Much as I like to shoot from prone, I don't find it very useful in the field. Now and again I can take a shot from prone, but often it's just too low given grass, brush and other obstructions that get in the way. Mostly, I've shot game from sitting. I practice it regularly, and am able to shoot very accurately from sitting. Standing... Normally I use it only for close range, but this year I branched out and took a mule deer doe at 400 yards from standing... Of course there was this wonderful dead tree to use for a rest! My buddy took this photo right after I'd shot the doe, while I was watching to see if she needed another shot. She didn't.
If I hadn't had that tree with the perfectly placed branch... I wouldn't have even tried it from standing. As it was the bullet went into her chest, pretty well trashing the heart and lungs and resulted in an instant kill. Note the sling on the rifle... My favorite aid to accuracy:
Mostly though I use sitting, and although I've used the bipod, I'm one of those sling nuts... Too much NRA Highpower shooting perhaps? For whatever reason, I've always enjoyed shooting with a sling for stability. Earlier this year I took a young mule deer buck from 175 yards, from sitting, with the rifle sling rigged as a loop on my upper arm, just like on the firing range. Put the bullet right through the buck's shoulder blade, exactly as intended.

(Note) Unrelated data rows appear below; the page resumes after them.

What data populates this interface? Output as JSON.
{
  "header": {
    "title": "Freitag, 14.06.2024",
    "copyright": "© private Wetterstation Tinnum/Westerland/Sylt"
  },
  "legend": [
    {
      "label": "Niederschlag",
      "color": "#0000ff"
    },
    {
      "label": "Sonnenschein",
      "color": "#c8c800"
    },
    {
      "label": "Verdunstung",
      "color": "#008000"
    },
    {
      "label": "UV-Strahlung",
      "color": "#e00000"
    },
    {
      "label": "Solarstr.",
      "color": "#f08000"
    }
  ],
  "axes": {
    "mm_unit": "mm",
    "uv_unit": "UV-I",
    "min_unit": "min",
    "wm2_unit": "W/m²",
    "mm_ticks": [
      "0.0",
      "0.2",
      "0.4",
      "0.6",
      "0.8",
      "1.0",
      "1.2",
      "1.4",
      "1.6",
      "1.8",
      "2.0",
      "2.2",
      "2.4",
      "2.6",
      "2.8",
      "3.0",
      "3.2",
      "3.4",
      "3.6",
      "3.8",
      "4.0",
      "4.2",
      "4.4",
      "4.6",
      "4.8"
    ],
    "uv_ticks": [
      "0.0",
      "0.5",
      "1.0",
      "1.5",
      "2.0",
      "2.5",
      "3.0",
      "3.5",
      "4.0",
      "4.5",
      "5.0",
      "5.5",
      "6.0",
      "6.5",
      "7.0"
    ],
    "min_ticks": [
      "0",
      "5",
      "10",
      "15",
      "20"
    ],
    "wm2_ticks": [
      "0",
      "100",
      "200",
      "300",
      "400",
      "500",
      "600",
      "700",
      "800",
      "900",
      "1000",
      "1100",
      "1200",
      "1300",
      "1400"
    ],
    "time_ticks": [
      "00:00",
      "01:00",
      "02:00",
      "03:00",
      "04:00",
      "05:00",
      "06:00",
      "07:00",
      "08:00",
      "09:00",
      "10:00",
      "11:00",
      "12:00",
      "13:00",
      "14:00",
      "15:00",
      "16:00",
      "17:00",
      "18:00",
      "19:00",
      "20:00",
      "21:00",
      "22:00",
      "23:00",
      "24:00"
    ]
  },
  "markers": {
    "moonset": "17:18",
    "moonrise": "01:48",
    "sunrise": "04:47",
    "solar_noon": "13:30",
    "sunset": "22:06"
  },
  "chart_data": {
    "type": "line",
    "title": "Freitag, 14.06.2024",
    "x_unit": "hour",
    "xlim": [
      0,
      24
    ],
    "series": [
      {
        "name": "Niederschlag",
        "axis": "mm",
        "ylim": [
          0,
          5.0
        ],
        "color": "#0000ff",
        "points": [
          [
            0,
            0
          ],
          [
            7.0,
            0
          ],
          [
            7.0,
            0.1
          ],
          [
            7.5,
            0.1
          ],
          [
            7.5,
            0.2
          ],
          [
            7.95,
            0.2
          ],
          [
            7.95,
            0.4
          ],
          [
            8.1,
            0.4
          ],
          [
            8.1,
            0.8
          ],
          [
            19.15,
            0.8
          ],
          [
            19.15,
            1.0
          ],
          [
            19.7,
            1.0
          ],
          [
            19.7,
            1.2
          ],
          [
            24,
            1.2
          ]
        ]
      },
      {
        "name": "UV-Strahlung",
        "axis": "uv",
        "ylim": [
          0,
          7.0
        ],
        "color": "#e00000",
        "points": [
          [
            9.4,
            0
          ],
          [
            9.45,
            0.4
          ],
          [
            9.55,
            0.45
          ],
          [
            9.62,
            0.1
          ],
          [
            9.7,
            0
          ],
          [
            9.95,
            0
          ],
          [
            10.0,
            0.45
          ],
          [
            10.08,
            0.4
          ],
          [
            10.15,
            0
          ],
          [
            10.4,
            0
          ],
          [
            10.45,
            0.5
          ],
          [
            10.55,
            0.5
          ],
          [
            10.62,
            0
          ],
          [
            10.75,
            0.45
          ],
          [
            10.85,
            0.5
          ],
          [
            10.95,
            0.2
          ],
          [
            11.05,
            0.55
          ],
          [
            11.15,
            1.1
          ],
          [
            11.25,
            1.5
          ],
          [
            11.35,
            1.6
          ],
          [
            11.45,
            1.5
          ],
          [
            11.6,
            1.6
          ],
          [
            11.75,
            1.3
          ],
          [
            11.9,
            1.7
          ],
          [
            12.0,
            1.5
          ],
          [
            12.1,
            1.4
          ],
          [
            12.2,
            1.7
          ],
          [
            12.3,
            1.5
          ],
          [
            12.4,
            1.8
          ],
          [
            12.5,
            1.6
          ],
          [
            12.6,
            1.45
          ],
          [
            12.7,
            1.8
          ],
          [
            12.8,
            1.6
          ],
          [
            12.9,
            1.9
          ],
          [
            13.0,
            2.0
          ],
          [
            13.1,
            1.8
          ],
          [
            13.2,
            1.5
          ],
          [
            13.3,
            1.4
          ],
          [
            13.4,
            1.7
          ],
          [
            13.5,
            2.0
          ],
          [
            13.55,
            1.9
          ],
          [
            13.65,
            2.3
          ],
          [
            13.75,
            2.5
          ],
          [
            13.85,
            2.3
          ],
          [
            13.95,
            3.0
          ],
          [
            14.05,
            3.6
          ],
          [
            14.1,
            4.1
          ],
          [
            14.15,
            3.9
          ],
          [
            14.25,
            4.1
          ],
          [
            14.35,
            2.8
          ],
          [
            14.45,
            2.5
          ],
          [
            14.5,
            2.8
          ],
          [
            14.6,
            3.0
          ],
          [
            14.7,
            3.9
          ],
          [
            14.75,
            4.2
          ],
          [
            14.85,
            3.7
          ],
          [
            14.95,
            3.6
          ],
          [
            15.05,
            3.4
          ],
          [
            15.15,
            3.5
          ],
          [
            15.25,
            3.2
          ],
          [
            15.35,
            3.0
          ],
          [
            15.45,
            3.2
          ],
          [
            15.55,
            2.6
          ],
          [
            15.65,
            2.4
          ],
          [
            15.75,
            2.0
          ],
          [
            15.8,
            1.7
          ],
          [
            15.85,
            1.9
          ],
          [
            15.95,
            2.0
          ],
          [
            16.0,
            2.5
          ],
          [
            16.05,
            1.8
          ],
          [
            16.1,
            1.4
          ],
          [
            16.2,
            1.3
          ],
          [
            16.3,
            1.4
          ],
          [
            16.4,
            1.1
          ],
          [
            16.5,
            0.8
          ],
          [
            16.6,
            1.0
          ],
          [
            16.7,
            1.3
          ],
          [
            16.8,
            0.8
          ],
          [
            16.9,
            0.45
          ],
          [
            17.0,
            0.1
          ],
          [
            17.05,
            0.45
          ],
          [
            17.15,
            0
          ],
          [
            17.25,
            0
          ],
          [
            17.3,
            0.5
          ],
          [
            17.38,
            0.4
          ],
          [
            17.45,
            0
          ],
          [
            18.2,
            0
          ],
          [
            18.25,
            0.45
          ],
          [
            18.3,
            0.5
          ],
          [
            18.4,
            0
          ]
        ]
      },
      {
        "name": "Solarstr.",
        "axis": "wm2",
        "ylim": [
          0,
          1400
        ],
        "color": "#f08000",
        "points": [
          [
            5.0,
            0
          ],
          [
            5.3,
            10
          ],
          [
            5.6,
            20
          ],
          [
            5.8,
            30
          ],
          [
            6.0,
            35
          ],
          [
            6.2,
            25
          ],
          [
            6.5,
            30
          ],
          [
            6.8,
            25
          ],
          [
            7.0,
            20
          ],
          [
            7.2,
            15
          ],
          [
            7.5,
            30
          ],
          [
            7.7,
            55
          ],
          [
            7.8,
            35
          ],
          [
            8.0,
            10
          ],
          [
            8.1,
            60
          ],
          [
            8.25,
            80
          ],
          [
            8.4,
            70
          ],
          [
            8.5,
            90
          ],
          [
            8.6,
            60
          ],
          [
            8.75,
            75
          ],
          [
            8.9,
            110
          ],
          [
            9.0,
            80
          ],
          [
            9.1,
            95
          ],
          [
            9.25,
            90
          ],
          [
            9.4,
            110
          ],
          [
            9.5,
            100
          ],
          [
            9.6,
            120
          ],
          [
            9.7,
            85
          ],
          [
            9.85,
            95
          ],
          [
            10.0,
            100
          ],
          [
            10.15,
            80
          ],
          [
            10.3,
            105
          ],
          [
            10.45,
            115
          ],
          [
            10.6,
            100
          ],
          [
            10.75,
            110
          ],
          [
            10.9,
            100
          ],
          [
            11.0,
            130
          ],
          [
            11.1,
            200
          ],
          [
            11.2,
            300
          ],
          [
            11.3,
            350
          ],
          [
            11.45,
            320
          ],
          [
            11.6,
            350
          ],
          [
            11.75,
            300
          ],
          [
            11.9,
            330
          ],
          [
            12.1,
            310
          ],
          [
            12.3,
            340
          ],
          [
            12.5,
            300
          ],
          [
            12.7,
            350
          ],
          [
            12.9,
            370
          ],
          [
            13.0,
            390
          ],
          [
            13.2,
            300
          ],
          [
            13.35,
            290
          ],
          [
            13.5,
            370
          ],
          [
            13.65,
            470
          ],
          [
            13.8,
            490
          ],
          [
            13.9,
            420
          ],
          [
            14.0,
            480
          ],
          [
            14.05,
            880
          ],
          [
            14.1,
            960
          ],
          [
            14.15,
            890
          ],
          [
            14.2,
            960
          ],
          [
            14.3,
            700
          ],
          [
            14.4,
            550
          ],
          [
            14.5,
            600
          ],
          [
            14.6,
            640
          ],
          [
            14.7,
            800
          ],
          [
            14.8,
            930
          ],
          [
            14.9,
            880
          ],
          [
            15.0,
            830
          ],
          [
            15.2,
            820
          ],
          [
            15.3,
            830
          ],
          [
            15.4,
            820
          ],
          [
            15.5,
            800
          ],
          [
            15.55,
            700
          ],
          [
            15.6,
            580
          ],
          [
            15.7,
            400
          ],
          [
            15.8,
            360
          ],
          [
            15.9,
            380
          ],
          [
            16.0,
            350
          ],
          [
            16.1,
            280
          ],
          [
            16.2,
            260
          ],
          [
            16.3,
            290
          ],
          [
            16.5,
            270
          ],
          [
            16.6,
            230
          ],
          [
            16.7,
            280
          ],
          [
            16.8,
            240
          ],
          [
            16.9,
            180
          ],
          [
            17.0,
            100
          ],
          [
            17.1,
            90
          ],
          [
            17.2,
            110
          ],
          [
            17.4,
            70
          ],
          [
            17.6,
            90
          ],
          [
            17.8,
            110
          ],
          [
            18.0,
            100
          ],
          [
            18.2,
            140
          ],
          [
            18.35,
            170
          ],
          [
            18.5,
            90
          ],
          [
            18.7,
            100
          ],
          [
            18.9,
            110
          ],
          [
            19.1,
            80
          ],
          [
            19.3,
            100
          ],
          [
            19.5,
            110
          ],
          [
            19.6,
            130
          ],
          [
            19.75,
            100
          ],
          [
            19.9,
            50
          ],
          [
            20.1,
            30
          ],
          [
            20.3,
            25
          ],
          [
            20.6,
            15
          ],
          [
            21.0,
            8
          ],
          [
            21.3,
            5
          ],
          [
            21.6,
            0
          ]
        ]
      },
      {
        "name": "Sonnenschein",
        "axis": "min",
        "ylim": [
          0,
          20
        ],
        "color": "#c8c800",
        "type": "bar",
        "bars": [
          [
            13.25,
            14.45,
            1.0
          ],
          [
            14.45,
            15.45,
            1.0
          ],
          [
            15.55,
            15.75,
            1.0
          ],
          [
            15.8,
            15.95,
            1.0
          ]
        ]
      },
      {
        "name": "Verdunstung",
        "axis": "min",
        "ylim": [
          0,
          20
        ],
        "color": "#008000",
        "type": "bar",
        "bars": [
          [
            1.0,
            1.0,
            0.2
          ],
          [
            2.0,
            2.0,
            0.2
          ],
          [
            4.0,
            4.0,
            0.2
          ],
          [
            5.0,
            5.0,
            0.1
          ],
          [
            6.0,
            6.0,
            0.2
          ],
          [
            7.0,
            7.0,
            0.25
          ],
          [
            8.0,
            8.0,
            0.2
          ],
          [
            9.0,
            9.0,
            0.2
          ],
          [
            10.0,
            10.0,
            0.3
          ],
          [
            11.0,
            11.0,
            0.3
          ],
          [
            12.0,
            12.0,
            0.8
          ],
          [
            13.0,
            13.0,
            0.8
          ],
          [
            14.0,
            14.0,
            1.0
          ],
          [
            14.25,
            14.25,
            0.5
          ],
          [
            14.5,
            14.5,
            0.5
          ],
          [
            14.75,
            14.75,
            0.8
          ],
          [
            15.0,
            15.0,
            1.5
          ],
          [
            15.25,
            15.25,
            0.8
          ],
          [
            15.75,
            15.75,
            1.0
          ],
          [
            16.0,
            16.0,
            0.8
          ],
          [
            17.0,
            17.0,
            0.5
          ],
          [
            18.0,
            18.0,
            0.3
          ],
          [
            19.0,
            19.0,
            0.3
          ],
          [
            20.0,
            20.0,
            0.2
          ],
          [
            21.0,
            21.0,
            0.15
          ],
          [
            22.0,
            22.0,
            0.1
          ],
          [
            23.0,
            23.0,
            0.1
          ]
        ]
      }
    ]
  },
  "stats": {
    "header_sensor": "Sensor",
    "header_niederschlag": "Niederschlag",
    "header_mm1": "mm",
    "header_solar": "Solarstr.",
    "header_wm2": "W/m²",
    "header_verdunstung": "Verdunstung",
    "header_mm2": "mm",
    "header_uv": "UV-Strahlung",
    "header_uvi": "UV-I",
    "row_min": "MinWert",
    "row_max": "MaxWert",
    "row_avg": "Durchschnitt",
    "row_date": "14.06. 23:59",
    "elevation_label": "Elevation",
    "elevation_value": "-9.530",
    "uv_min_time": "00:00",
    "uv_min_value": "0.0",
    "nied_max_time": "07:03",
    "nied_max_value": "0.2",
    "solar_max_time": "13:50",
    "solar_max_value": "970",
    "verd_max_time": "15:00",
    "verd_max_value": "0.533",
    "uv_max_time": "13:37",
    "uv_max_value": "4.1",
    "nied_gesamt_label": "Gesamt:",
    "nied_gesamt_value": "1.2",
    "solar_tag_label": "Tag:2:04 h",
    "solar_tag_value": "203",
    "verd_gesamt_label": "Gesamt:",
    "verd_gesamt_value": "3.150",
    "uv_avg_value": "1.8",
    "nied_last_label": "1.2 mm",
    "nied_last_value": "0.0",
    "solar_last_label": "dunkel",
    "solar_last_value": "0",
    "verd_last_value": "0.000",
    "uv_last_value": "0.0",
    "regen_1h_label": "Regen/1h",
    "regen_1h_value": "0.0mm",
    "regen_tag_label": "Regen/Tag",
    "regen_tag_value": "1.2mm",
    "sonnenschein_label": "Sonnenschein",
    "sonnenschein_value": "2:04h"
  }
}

My son often uses a tall Harris bipod to help him stabilize the rifle, particularly while sitting:
This year though, he took his mule deer doe from kneeling, a position my knees no longer tolerate:
If I can get a rest, I'll use it. The bipod is handy, but I don't like them all that much. They seem to destroy the balance of the rifle for me. I'll use them from time to time, but they're not my favorite tool. Often I'll find some way to rest the rifle on my hunting pack. That works out real well for me. If I can't get a rest, I'll do what I can with the rifle sling - and that usually works out real well for me. I'd love to take more field shots from prone, but it just seems like quite often prone simply won't work. I do a lot of shooting at the range from standing and sitting. The groups aren't nearly as good as from prone or off the bench, but it pays off during the season.
You asked specifically about elk. I used sitting, with the same loop sling to take this bull:
Sitting was the only real answer. Prone wouldn't clear the grass & low branches. Standing wasn't a good idea considering the small "window" in the branches I had to shoot through. Sitting worked perfectly, and I used the sling to stabilize the rifle.